What a Boston Towing Bill of Rights Could Do for You

Getting towed is, and has always been, a you problem. But what if, at least in some of the most egregious cases, it wasn’t?

towing bill of rights

Photo by Owaki – Kulla/Getty Images

The experience is humbling: You make one wrong move—fail to decipher a notoriously complex Boston parking sign, or tempt fate in a private lot for a few minutes while you grab a coffee at Dunks—and all of a sudden your car has vanished, ferried away to some far-off tow yard. Soon you’re separated from a hundred bucks or more, and maybe the better part of an afternoon, for even a momentary, inconsequential lapse of judgment. No matter whether your being towed has served the public good in any way, those are the rules of the road. There’s nothing left to do but swallow your pride, hunt down the gated patch of pavement to which your vehicle has been remanded, and pay up.

But those rules may be changing, and the balance of power between Boston drivers and tow truck companies could be permanently reset in some significant ways. That is, if Boston can pass a predatory towing ordinance, and establish a so-called Towing Bill of Rights.
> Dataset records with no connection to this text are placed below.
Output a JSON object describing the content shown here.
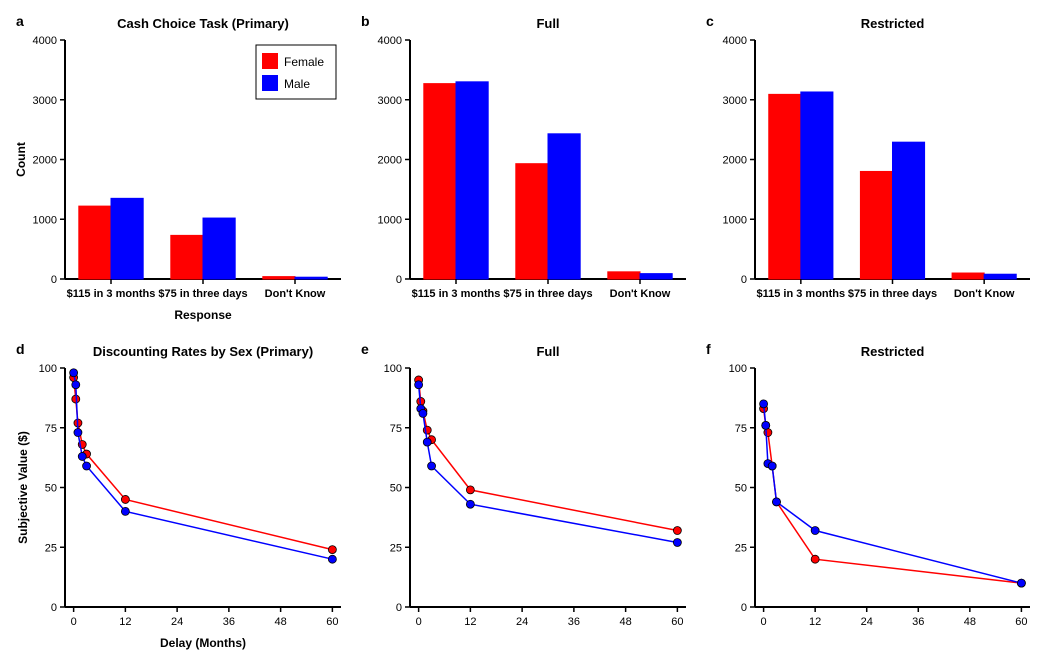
{
  "global": {
    "background_color": "#ffffff",
    "axis_color": "#000000",
    "tick_color": "#000000",
    "text_color": "#000000",
    "font_family": "Arial, sans-serif",
    "panel_label_fontsize": 14,
    "panel_label_fontweight": "bold",
    "title_fontsize": 13,
    "title_fontweight": "bold",
    "axis_label_fontsize": 12,
    "axis_label_fontweight": "bold",
    "tick_label_fontsize": 11,
    "series_colors": {
      "Female": "#ff0000",
      "Male": "#0000ff"
    },
    "marker_radius": 4,
    "line_width": 1.5,
    "axis_width": 2
  },
  "legend": {
    "items": [
      {
        "label": "Female",
        "color": "#ff0000"
      },
      {
        "label": "Male",
        "color": "#0000ff"
      }
    ],
    "fontsize": 12,
    "box_stroke": "#000000",
    "box_fill": "#ffffff",
    "swatch_size": 16,
    "panel": "a"
  },
  "bar_common": {
    "ylim": [
      0,
      4000
    ],
    "yticks": [
      0,
      1000,
      2000,
      3000,
      4000
    ],
    "categories": [
      "$115 in 3 months",
      "$75 in three days",
      "Don't Know"
    ],
    "xlabel": "Response",
    "ylabel": "Count",
    "bar_group_width": 0.7,
    "bar_gap": 0.0
  },
  "line_common": {
    "xlim": [
      -2,
      62
    ],
    "ylim": [
      0,
      100
    ],
    "xticks": [
      0,
      12,
      24,
      36,
      48,
      60
    ],
    "yticks": [
      0,
      25,
      50,
      75,
      100
    ],
    "xlabel": "Delay (Months)",
    "ylabel": "Subjective Value ($)",
    "x_points": [
      0,
      0.5,
      1,
      2,
      3,
      12,
      60
    ]
  },
  "panels": {
    "a": {
      "type": "bar",
      "panel_label": "a",
      "title": "Cash Choice Task (Primary)",
      "show_xlabel": true,
      "show_ylabel": true,
      "show_legend": true,
      "data": {
        "Female": [
          1220,
          730,
          40
        ],
        "Male": [
          1350,
          1020,
          30
        ]
      }
    },
    "b": {
      "type": "bar",
      "panel_label": "b",
      "title": "Full",
      "show_xlabel": false,
      "show_ylabel": false,
      "show_legend": false,
      "data": {
        "Female": [
          3270,
          1930,
          120
        ],
        "Male": [
          3300,
          2430,
          90
        ]
      }
    },
    "c": {
      "type": "bar",
      "panel_label": "c",
      "title": "Restricted",
      "show_xlabel": false,
      "show_ylabel": false,
      "show_legend": false,
      "data": {
        "Female": [
          3090,
          1800,
          100
        ],
        "Male": [
          3130,
          2290,
          80
        ]
      }
    },
    "d": {
      "type": "line",
      "panel_label": "d",
      "title": "Discounting Rates by Sex (Primary)",
      "show_xlabel": true,
      "show_ylabel": true,
      "data": {
        "Female": [
          96,
          87,
          77,
          68,
          64,
          45,
          24
        ],
        "Male": [
          98,
          93,
          73,
          63,
          59,
          40,
          20
        ]
      }
    },
    "e": {
      "type": "line",
      "panel_label": "e",
      "title": "Full",
      "show_xlabel": false,
      "show_ylabel": false,
      "data": {
        "Female": [
          95,
          86,
          82,
          74,
          70,
          49,
          32
        ],
        "Male": [
          93,
          83,
          81,
          69,
          59,
          43,
          27
        ]
      }
    },
    "f": {
      "type": "line",
      "panel_label": "f",
      "title": "Restricted",
      "show_xlabel": false,
      "show_ylabel": false,
      "data": {
        "Female": [
          83,
          76,
          73,
          59,
          44,
          20,
          10
        ],
        "Male": [
          85,
          76,
          60,
          59,
          44,
          32,
          10
        ]
      }
    }
  }
}
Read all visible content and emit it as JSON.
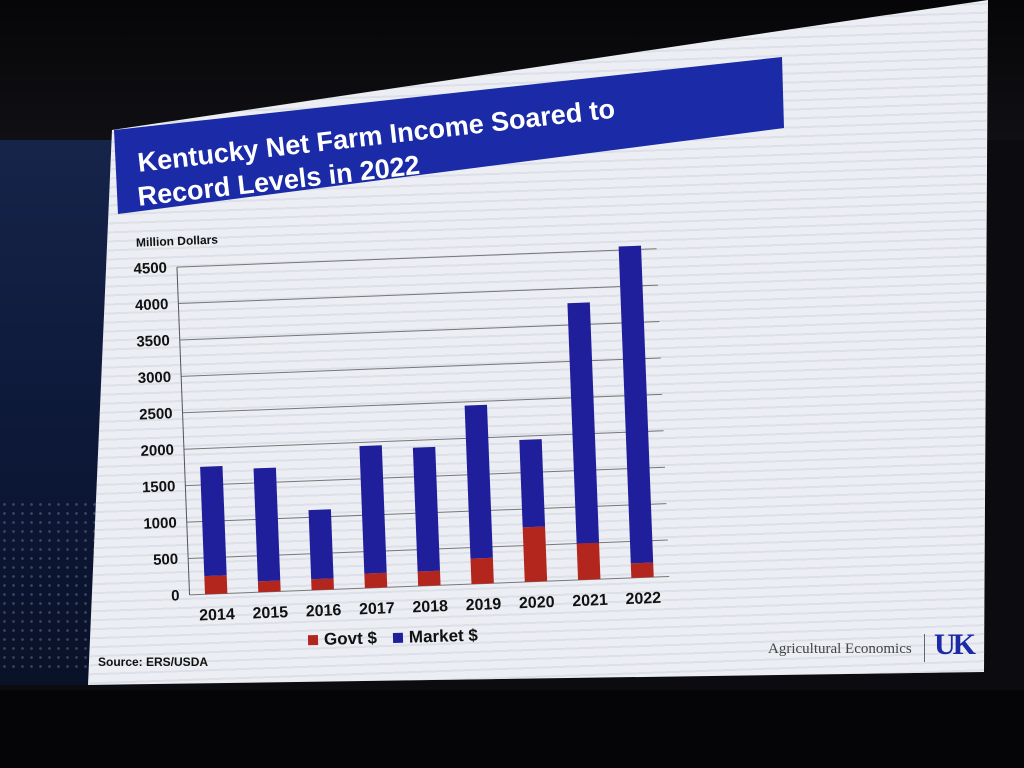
{
  "slide": {
    "title_line_1": "Kentucky Net Farm Income Soared to",
    "title_line_2": "Record Levels in 2022",
    "source": "Source:  ERS/USDA",
    "footer_org": "Agricultural Economics",
    "logo_text": "UK"
  },
  "colors": {
    "title_band": "#1b2aa6",
    "govt": "#b3261e",
    "market": "#1f1f9c"
  },
  "chart_data": {
    "type": "bar",
    "stacked": true,
    "title": "Kentucky Net Farm Income Soared to Record Levels in 2022",
    "ylabel": "Million Dollars",
    "xlabel": "",
    "ylim": [
      0,
      4500
    ],
    "yticks": [
      0,
      500,
      1000,
      1500,
      2000,
      2500,
      3000,
      3500,
      4000,
      4500
    ],
    "grid": true,
    "legend_position": "bottom",
    "categories": [
      "2014",
      "2015",
      "2016",
      "2017",
      "2018",
      "2019",
      "2020",
      "2021",
      "2022"
    ],
    "series": [
      {
        "name": "Govt $",
        "values": [
          250,
          150,
          150,
          200,
          200,
          350,
          750,
          500,
          200
        ]
      },
      {
        "name": "Market $",
        "values": [
          1500,
          1550,
          950,
          1750,
          1700,
          2100,
          1200,
          3300,
          4350
        ]
      }
    ]
  }
}
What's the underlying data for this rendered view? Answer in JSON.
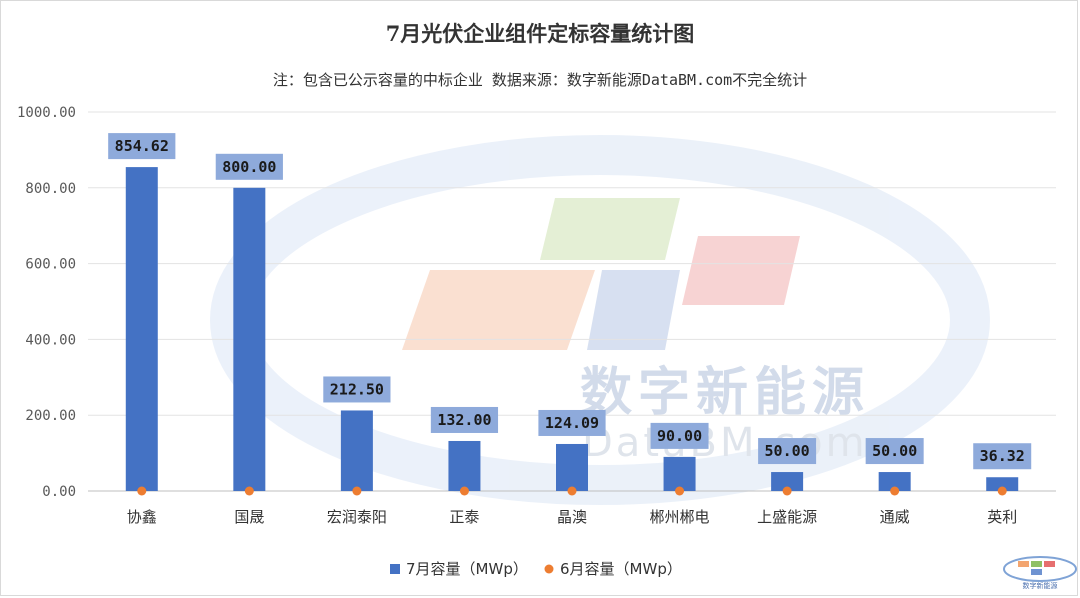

The idea, which is currently being considered by the Boston City Council, is designed to rein in some of the worst behavior in the towing industry and protect low-income people, who proponents say are disproportionately harmed by the steep costs of being towed unnecessarily. It’s been put forward by Councilors Liz Breadon and Lydia Edwards and pushed by the Massachusetts Public Interest Research Group, and it seeks to:

  • Require tow yards to accept credit cards, ending the practice of requiring payments solely in cash, and provide itemized bills
  • Require they take photos of cars before towing them away to establish what kind of condition they’re in before the towing begins
  • Make tow companies pay not only if a car is damaged in the process, but if they are found to have towed a car improperly
  • Let drivers pay to have their cars released from a truck if they return to the car before it’s towed (for no more than half the cost of a typical fee at a tow yard)
  • Let drivers access personal items stowed in cars (councilors have said they’ve heard tales of people not being allowed to retrieve medicine or car seats before paying)
  • Require that tow companies report all their towing activity to the city

It would also, and this is an important one, ban tow companies from trawling unbidden through private parking lots, like sharks looking for prey. A business owner would need to actually call for help before a tow company could scoop up your improperly parked car and charge you to get it back. Additionally, it would ban the practice of tow companies paying finder’s fees to those who do call it in, which would remove the incentive to report parking violations simply to make a quick buck. In other words, there would have to at least be some conceivably good reason to tow you before you get towed. What a concept!

All of these rules would be distributed to drivers in the form of a “Bill of Rights,” which would keep them informed about when a tow job is legitimate, and empower them to fight back if a tow company is out of line.

These tow companies, naturally, are not on board with much of this. At a hearing last week, several of them showed up to complain, including about the accusation that what they do for a living is “predatory.” Their argument boils down to this: What would become of our city’s paved expanses if we let lawlessness prevail? And what about the critical role tow truck drivers do very often play? After all, someone needs to haul away immobilized or carelessly abandoned cars blocking traffic in our already clogged roadways. Decent points, all. It also needs to be stressed that doing whatever you please with a car is not a divine right. The city’s historic capitulation to car culture has been eroding in recent years, and this is a good thing.

But the truth is the proposed ordinance and the Towing Bill of Rights would take aim at the business practices that are, frankly, predatory, and often solely benefit private property owners and enrich tow companies, helping exactly no one else. And that’s why we need it.

Consider, for a moment, how good it would feel to finally get one over on the towing companies, just for once. If this business model—wherein a private business patrols the streets looking for ways to make money off of minor, inconsequential indiscretions—had just a few more guardrails? What if it was you and me, not So and So’s Towing, who had the upper hand?